Она сидела на краю кровати, и его мама не обращала на нее внимания. Должно быть, привыкла, что девчонки стараются сопровождать его везде и всюду. И это невнимание нисколько не было обидно. Напротив, оттого, что здесь ее не видели в упор, ей делалось спокойно, даже уютно, жизнь становилась наконец-то добра к ней. Как к нему. И она думала, что вот ведь — человек живет так, будто бы никто ни разу не кричал на него. Будто у него вообще нет никаких родителей и он не должен стараться, чтоб они были им довольны. А вот она сама, сколько себя помнит, старалась изо всех сил. И все кругом привыкли к ее стараниям, к тому, что ей надо еще тянуться, тянутся куда-то, чтобы достичь совершенства — и не были никогда ею довольны вполне. И она смотрела на себя их глазами — неловкая, нескладеха, «порасторопней надо быть, доченька, порасторопней». Всем-то она была доченькой, все ее звали так, любая встречная тетка метила к ней сразу да в матери: «Доченька, уступи место! Парней бесполезно просить. У, сидят!» «Доченька, донеси-ка сумку, видишь, мне тяжело. Отоварилась, считай, на всю пенсию. Вон в тот двор надо нести…» «Доченька, пересядь вот сюда, к окну, поменяюсь с тобой, а то мне здесь дует».

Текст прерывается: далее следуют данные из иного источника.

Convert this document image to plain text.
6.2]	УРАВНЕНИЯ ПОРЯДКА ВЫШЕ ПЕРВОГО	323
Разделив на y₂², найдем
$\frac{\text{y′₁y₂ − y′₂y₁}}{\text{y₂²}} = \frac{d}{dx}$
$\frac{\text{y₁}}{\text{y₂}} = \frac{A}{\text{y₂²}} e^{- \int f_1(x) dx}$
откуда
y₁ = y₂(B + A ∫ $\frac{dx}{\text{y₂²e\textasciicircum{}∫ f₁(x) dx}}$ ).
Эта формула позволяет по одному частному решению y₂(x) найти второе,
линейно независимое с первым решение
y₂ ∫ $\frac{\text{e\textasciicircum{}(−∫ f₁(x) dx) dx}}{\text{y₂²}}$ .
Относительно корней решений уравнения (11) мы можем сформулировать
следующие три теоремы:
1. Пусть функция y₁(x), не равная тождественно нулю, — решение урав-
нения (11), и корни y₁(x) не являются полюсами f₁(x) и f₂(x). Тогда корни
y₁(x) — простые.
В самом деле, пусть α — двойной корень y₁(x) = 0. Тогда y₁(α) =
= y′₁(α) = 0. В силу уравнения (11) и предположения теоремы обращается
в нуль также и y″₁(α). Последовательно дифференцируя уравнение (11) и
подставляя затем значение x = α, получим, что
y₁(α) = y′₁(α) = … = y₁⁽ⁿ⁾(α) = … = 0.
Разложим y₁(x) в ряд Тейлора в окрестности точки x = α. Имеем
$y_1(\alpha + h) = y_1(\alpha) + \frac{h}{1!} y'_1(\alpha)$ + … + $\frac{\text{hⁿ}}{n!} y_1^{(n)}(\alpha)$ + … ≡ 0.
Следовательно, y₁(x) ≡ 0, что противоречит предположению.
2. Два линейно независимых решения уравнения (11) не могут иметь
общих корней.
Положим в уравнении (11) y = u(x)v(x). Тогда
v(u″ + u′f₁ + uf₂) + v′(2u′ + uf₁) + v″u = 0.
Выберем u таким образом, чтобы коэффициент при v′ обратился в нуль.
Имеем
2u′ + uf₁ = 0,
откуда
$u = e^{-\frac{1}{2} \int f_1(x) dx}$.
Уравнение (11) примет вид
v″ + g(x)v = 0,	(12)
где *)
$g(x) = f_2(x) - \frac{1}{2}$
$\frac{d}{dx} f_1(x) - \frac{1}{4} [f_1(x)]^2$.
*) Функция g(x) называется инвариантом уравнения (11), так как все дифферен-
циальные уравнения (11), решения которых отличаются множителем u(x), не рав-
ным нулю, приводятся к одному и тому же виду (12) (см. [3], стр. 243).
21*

Нищенки, черноглазые южные женщины, заполнявшие город летом, окликали ее с асфальта, называя старшей сестрой, неважно, сколько им было лет, — так принято было в их родных местах. Она отделяла им что-то от денег, выданных на покупки — тогда младшие сестры пропускали ее, и она шла по тротуару дальше, думая, как станет объяснять родителям, куда исчезла сдача. Весь мир набивался к ней в родственники, а она и без того была уже и дочерью, и старшей сестрой. На старших часто лежит обязанность пестовать младших в семье так, как пестуют родители собственных своих детей, и ей приходилось возить после уроков младшую сестру на фигурное катание.

Подготовишки занимались на старом стадионе, на окраине города. К нему надо было подниматься по деревенской улице от конечной остановки автобуса. Брехали собаки, и сестра жалась к ней. Дети переодевались в сарае на краю катка, и здесь же их дожидались провожатые, охраняя вещи. Всех, кроме ее сестры, возили сюда бабушки-пенсионерки. Собственная ее бабка безвыездно жила в деревне. Но чужие сразу приняли ее в свой круг и, коротая время, говорили, какая она умница — не чета прочим молодым, тех нипочем не заставишь так, за здорово живешь, сопровождать младших сестер-братьев в какой-нибудь кружок или же вот на стадион.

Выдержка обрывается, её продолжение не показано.